Yeah I'm not making a 49th account to play a game I bought with my steam account. That's just another attack vector for me to deal with. Especially when I've been playing on my steam account just fine. Not to mention, my PSN credentials have already been hacked from PlayStation once before after the account was banned. Someone was trying to login to it. So why the fuck would I trust them a second time? Its just more data to leak that's mine.
FWIW, no need for it to be an attack vector if you just use one of those throwaway email services to sign up for a PSN account you'll never use anywhere else.
And sony could mandate that the email be a real email, and if you get caught the account gets banned.
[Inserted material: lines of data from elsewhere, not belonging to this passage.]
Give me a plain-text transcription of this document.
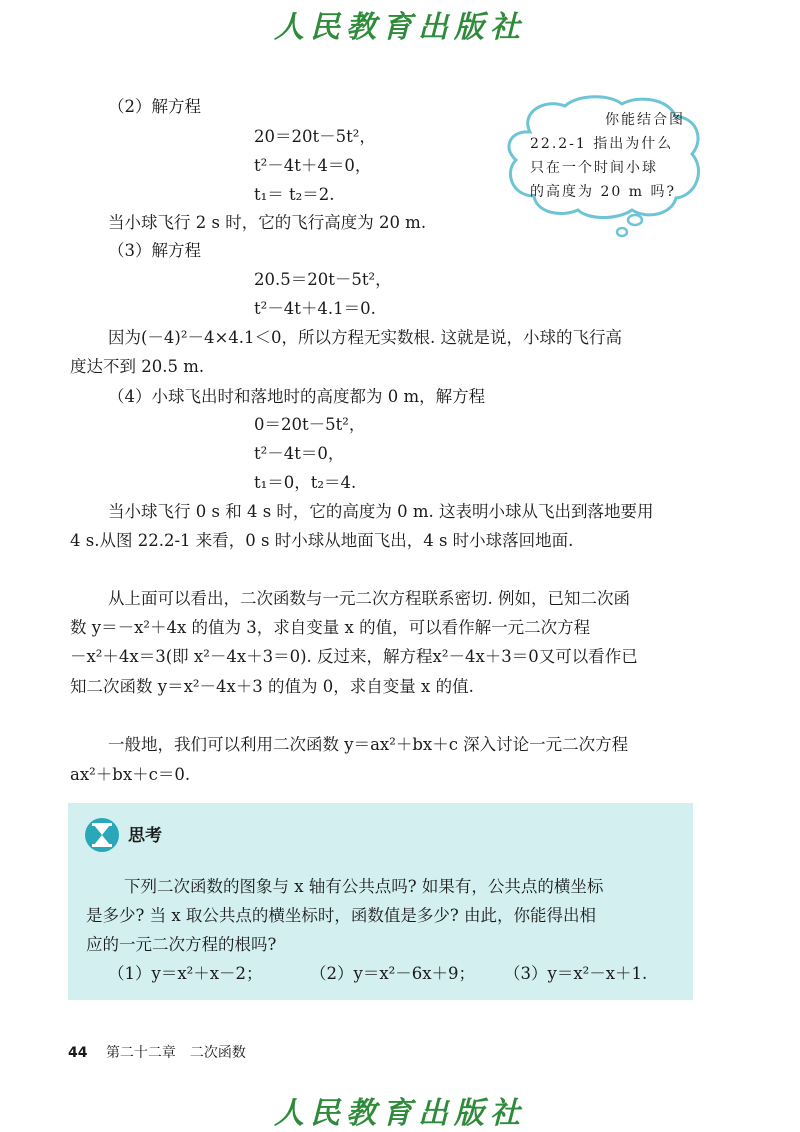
人民教育出版社
（2）解方程
20＝20t－5t²，
t²－4t＋4＝0，
t₁＝ t₂＝2.
当小球飞行 2 s 时，它的飞行高度为 20 m.
你能结合图
22.2-1 指出为什么
只在一个时间小球
的高度为 20 m 吗?
（3）解方程
20.5＝20t－5t²，
t²－4t＋4.1＝0.
因为(－4)²－4×4.1＜0，所以方程无实数根. 这就是说，小球的飞行高
度达不到 20.5 m.
（4）小球飞出时和落地时的高度都为 0 m，解方程
0＝20t－5t²，
t²－4t＝0，
t₁＝0，t₂＝4.
当小球飞行 0 s 和 4 s 时，它的高度为 0 m. 这表明小球从飞出到落地要用
4 s.从图 22.2-1 来看，0 s 时小球从地面飞出，4 s 时小球落回地面.
从上面可以看出，二次函数与一元二次方程联系密切. 例如，已知二次函
数 y＝－x²＋4x 的值为 3，求自变量 x 的值，可以看作解一元二次方程
－x²＋4x＝3(即 x²－4x＋3＝0). 反过来，解方程x²－4x＋3＝0又可以看作已
知二次函数 y＝x²－4x＋3 的值为 0，求自变量 x 的值.
一般地，我们可以利用二次函数 y＝ax²＋bx＋c 深入讨论一元二次方程
ax²＋bx＋c＝0.
思考
下列二次函数的图象与 x 轴有公共点吗? 如果有，公共点的横坐标
是多少? 当 x 取公共点的横坐标时，函数值是多少? 由此，你能得出相
应的一元二次方程的根吗?
（1）y＝x²＋x－2；	（2）y＝x²－6x＋9； （3）y＝x²－x＋1.
44 第二十二章　二次函数
人民教育出版社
Congrats, now you invented a game of whack a mole!
Could just make a throwaway account with Gmail, Yahoo, Hotmail, what have you, then. No real/personally identifiable information attached.
Not saying I agree at all with what Sony is doing, but anyone who is concerned about their email/personal information getting leaked by something they didn't want to sign up for, there are options to protect yourself.
@Stovetop@bitfucker why should people accept it though? They could play just fine without, why should they accept having to create an additional account and having to log into it every time they play the game? Of theres no shitstorm, this wont stop and might be done by other studios/publishers too
I am just saying, if the concern is about putting your email on another service, then don't put your email. You can use a throwaway one if you just want to get through it and play, or if it's a matter of principle and you don't want to, that's cool too.
Just offering my 2 cents on keeping personal information safe on the web. It's often unsafe to put all your eggs in one basket and email is no exception, so having some "burner accounts" on hand can help.